Un premier tour réussi
Avant le scrutin, beaucoup de sensibilisations destinées à pousser les Maliens à aller voter, ont été faites. Avec un taux officiel de participation de 51,3%, ce scrutin est sans précédent, et les maliens ont démenti bien des observateurs et commentateurs de l’actualité, étrangers compris, qui craignaient une faible participation. Cela prouve que les Maliens ont été au rendez-vous de ce rendez-vous électoral qui a pour finalité l’élection de leur président. Et il serait bien venu de saluer ce changement opéré dans la mentalité de l’homme malien qui, au final, vient de démontrer qu’il veut se dégager de son rôle de spectateur.

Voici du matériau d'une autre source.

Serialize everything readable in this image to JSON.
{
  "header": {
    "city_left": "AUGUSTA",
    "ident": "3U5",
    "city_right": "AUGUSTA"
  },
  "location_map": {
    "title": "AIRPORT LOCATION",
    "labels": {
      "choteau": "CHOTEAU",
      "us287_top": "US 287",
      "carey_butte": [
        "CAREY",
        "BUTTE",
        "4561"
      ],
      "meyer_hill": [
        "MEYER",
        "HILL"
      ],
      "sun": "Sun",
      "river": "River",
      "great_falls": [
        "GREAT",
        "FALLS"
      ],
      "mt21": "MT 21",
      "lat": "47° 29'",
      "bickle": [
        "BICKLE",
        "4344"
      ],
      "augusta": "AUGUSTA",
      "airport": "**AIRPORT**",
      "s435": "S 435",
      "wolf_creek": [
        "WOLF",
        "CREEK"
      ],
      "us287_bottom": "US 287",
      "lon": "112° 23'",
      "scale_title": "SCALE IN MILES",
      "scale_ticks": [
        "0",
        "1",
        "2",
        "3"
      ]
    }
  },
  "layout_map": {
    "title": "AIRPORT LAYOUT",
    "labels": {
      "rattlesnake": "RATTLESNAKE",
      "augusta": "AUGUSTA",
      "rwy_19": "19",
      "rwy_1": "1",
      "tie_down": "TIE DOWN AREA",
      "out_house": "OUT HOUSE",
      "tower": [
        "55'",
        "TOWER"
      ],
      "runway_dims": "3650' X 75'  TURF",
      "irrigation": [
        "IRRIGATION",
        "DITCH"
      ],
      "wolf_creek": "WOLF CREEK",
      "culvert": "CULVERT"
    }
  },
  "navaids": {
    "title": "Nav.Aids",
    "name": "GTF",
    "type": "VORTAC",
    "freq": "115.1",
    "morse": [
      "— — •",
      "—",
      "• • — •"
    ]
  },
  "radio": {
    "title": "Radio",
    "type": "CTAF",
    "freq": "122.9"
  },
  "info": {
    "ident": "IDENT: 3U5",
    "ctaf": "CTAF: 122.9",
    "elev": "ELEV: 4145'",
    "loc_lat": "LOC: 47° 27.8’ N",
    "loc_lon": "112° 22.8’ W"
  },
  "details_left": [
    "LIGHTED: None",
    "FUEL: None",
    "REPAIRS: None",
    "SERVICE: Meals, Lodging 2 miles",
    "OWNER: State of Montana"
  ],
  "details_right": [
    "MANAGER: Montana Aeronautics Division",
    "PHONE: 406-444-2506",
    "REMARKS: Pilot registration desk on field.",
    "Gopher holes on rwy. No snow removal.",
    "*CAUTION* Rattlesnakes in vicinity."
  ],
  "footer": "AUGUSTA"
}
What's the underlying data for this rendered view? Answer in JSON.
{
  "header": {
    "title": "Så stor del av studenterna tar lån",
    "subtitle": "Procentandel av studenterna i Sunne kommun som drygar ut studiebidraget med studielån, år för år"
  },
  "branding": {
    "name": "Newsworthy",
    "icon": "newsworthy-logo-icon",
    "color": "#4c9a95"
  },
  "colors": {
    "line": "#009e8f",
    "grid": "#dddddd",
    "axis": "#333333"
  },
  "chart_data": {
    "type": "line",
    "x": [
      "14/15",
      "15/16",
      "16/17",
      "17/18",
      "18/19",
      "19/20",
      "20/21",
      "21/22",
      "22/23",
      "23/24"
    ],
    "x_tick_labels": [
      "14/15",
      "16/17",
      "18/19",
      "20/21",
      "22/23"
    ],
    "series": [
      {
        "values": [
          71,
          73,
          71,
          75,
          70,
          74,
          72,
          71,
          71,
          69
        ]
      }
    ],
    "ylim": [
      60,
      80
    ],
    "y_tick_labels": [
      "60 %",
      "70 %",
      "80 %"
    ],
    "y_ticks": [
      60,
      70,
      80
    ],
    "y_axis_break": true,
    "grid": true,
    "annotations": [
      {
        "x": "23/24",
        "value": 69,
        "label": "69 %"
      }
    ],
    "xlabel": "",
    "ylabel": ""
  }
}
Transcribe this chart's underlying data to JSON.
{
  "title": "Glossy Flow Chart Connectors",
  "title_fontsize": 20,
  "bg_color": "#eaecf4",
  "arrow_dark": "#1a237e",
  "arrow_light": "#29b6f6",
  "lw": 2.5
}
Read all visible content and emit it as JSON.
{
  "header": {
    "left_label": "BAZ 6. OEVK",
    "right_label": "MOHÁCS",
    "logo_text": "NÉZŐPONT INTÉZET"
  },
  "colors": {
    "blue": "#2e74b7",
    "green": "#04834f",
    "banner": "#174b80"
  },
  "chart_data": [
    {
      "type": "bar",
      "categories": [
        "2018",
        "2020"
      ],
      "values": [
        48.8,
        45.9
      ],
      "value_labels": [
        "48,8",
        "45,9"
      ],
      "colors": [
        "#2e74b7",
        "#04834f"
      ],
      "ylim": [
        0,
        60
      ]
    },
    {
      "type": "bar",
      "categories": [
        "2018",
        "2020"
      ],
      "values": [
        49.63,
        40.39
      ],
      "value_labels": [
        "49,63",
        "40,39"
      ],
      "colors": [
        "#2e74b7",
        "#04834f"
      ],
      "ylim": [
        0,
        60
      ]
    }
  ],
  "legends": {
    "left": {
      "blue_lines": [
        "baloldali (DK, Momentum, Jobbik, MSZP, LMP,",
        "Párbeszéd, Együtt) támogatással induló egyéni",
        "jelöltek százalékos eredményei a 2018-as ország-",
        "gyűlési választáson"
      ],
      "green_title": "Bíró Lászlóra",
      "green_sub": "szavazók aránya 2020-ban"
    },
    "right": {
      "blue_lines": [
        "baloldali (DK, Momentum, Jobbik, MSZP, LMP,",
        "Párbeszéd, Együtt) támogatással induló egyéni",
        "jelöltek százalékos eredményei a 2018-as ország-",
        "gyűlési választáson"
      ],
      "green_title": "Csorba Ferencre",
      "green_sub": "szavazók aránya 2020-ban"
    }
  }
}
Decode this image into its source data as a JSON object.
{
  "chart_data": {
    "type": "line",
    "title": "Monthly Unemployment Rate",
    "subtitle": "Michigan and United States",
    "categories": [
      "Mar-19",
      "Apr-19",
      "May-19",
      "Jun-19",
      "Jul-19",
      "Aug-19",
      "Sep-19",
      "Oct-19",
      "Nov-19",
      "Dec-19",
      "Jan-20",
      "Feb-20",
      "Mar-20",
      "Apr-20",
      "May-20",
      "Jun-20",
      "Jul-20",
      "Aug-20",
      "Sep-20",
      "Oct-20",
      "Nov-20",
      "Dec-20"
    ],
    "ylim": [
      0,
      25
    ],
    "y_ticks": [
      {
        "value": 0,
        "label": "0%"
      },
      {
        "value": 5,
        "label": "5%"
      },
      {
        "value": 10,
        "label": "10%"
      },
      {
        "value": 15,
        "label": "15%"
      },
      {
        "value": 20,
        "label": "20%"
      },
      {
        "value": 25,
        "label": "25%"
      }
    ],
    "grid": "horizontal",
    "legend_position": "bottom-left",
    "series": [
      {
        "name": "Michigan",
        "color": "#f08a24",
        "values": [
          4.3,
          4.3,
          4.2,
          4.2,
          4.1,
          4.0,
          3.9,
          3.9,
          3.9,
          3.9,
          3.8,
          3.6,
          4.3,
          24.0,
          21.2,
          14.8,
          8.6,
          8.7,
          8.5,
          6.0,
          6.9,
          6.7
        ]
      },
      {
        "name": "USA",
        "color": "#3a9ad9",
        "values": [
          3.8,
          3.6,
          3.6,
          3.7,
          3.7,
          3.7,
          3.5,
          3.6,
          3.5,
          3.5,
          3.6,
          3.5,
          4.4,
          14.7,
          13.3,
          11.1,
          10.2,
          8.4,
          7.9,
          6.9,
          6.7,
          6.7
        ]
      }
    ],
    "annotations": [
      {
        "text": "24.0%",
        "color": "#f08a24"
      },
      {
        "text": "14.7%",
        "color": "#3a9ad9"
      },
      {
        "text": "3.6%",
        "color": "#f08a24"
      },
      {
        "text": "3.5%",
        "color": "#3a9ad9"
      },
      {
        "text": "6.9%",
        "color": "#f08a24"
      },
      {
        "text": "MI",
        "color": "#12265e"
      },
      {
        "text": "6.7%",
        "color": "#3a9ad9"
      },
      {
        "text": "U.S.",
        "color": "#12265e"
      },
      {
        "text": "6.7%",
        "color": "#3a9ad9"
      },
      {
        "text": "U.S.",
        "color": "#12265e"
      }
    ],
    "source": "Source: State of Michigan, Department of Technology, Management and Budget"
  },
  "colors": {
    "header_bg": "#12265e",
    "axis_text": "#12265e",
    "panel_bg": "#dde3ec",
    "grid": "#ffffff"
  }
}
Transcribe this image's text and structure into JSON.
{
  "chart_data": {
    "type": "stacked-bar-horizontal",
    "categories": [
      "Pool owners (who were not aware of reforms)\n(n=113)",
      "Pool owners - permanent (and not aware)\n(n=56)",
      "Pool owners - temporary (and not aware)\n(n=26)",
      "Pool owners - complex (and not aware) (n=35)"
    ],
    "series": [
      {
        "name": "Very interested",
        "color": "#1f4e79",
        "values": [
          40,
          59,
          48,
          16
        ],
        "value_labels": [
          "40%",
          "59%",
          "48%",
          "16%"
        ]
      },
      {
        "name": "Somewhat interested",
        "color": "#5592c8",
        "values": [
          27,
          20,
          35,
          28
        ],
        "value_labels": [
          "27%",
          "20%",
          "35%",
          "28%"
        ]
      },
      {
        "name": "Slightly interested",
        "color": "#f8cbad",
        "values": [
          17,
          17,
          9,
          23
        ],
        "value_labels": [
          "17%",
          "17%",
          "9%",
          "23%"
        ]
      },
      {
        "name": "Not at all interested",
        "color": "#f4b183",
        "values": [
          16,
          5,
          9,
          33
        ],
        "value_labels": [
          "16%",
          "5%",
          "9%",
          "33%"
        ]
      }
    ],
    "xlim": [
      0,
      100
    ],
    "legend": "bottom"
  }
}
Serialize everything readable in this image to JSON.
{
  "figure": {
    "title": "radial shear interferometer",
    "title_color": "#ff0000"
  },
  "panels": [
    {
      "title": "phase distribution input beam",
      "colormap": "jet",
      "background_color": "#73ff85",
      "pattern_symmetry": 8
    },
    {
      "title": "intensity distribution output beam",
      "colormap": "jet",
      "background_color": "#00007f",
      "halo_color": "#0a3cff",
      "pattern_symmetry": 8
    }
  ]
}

Plus important encore, c’est que ceux qui ont promis le sang, à la proclamation des résultats, sont restés sur leur faim et devront attendre encore et encore. Parce que, pour qui connait les Maliens, il n’est pas besoin de dire que c’est un peuple qui éprouve de l’antipathie pour la violence. Pour s’en convaincre, il suffit de se demander comment les Maliens, qui se repartissent entre diverses ethnies parlant plusieurs langues, parviennent-ils à vivre dans la cohésion sans les clashs si courants en d’autres pays de l’Afrique.
La position inconfortable de l’U.R.D
L’Union pour la République et la Démocratie (U.R.D), dont le leader est Soumaïla Cissé, a partagé le gros de l’électorat avec le R.P.M, et obtenu 19,44%. Mais entre 39,24% et 19,44%, le fossé est bien grand. Et on voit sans mal que le camp de Soumaïla Cissé se trouve dans une position inconfortable, surtout quand on sait que leur candidat a été battu dans les régions comme Kayes, Sikasso et Bamako, considérées comme des greniers électoraux. On imagine mal comment il parviendra à renverser la tendance dans ces zones.
Bien sûr, les sorties fracassantes de certains membres du comité de campagne de Soumaïla Cissé relèvent plus d’une réaction passionnée que raisonnée. En effet, lorsque le ministre de l’administration territoriale, Moussa Sinko Coulibaly, s’est aventuré sur le terrain des commentaires en pariant sur l’improbabilité d’un second tour, le camp des « soumistes » l’a accusé de vouloir faire « un hold-up électoral » et d’avoir dit ce qui « n’est pas proche de la vérité »
Le second tour est fixé au 11 août. Et déjà, les tractations entre les candidats ont démarré et déboucheront sur des alliances.